Consumer expectations about tax and employer contribution cuts
According to a representative survey conducted by TNS Hoffmann in December 2016, 59 percent of Hungary’s population heard about the tax and social contribution cuts the government had announced. 68 percent of respondents don’t count on significant changes because of lower taxes and employer contributions, but one quarter of them expect positive changes, while 3 percent think they will have a negative effect. From those who reckon that the decrease in taxes and social contribution will be beneficial, 60 percent hope for higher salaries and 51 percent calculate with a better quality of life for their family.
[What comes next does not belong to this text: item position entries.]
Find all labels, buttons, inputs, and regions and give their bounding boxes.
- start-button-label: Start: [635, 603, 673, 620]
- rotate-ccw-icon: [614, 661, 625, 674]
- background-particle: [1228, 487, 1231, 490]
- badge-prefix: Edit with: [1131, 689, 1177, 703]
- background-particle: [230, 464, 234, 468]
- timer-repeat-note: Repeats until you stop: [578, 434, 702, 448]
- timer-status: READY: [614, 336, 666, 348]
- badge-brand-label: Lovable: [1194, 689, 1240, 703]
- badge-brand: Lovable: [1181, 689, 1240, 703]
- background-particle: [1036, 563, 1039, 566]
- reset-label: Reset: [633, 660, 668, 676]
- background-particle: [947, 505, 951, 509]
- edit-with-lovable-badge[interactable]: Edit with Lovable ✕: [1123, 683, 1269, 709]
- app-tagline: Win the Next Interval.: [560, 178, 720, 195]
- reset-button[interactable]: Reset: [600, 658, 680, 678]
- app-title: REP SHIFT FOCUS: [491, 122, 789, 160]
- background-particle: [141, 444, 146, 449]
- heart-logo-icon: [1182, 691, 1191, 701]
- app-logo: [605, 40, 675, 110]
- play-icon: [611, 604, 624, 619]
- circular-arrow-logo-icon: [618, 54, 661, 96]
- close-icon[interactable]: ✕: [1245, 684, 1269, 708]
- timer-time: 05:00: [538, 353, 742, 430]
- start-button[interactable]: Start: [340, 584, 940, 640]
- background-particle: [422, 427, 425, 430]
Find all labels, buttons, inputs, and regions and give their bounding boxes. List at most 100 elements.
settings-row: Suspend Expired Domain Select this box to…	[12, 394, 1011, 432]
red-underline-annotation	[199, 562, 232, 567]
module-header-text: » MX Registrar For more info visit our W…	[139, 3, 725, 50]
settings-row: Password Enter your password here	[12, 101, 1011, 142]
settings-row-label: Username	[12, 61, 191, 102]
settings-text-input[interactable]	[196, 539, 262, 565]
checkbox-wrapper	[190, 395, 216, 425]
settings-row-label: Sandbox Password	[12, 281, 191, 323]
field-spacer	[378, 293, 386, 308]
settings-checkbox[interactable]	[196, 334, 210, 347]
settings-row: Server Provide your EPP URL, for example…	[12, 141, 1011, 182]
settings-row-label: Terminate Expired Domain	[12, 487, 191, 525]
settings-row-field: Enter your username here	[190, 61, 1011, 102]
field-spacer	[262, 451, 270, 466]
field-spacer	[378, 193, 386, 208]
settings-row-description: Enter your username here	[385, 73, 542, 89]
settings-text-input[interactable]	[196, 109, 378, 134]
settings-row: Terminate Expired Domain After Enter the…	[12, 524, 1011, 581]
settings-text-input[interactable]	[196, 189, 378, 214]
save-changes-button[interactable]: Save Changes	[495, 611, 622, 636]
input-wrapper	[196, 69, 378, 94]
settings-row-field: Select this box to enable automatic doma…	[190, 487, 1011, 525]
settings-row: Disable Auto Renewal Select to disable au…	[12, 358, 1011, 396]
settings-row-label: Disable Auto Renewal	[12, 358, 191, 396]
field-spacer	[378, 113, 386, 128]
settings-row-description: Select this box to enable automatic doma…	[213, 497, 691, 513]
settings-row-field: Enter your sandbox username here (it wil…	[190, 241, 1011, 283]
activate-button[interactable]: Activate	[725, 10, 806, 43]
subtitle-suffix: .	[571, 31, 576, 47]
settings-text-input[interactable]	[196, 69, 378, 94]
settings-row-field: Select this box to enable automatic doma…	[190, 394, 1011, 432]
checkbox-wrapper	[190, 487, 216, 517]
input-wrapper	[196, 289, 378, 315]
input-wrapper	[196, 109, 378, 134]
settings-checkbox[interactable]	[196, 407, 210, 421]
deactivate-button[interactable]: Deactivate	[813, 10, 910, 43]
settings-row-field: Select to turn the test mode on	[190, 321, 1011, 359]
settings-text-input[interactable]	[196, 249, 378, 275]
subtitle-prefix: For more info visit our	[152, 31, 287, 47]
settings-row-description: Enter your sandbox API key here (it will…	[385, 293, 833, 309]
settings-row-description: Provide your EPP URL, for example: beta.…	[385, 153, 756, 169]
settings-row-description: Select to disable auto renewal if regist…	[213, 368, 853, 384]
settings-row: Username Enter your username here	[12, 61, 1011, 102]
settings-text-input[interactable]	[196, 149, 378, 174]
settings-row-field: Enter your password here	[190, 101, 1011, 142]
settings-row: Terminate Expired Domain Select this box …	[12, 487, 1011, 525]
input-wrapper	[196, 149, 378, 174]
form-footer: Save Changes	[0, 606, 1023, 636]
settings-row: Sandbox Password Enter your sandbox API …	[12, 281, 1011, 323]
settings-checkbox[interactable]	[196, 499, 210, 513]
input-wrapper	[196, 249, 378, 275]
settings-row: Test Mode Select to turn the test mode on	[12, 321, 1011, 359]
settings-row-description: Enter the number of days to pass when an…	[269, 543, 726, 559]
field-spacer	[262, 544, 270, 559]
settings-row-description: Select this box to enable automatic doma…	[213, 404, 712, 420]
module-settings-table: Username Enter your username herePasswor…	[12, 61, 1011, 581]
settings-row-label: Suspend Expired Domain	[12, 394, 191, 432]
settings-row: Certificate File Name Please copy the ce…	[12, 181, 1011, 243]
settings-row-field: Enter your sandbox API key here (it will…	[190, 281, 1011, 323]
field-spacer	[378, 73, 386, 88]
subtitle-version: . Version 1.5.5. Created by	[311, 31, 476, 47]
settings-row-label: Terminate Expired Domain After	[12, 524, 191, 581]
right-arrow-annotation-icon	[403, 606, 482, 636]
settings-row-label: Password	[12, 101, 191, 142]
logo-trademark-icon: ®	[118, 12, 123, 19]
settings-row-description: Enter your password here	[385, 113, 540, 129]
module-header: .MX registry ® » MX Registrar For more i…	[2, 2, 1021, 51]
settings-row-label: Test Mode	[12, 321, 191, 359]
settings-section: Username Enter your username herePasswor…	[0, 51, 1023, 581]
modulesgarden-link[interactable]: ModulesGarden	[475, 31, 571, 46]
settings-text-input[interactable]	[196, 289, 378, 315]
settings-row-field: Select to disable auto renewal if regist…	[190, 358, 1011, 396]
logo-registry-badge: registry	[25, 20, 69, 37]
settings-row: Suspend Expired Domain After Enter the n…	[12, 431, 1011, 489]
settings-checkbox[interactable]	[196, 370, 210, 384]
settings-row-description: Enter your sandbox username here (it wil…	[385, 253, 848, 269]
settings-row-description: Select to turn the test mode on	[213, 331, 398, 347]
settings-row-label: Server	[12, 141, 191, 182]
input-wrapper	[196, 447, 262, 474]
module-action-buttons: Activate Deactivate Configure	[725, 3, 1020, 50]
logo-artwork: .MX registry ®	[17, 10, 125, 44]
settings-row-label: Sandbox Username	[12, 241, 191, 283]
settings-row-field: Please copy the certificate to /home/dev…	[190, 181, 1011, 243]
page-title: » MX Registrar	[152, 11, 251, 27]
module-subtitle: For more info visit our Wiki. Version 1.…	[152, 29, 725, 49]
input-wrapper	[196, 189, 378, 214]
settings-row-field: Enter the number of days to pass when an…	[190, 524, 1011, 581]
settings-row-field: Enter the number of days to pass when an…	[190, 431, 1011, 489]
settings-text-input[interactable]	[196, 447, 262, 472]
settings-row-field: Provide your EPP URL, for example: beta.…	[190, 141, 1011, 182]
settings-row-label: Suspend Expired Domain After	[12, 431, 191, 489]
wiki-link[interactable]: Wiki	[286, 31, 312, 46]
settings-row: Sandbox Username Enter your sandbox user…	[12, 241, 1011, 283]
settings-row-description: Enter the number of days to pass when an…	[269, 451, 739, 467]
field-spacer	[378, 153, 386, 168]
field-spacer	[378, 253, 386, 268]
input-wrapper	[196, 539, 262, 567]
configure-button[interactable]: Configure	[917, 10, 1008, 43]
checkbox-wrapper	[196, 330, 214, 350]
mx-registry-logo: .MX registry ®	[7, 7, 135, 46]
Those who think the cuts will have a negative influence said the decrease won’t affect salaries positively. If the reduction in taxes and employer contributions will result in an increase in net wages, it is likely that sales of FMCG products will increase and people will put aside more money: 40 percent of respondents said that they would spend more on FMCG products and more than one third would start saving money or save more than they do now. Typically it is better educated and wealthier consumers who would increase their savings and those representing the lower layers of society would buy more FMCG products. In the case of a net wage increase, in most product categories people would turn to higher quality products/services instead of buying more.
Food, clothes and health preservation are those categories where the highest proportion of consumers would purchase high quality products if they earned more. It is also important to see which are those categories where new consumers would appear: 18 percent said that they don’t spend on travelling now but they would if their salary increased; 17 percent would start spending on preserving their health. TNS Hoffmann’s Omnibus survey represents the Hungarian population in the 18-64 age group. 1,000 people were asked questions personally (TAPI), who were selected in several stages.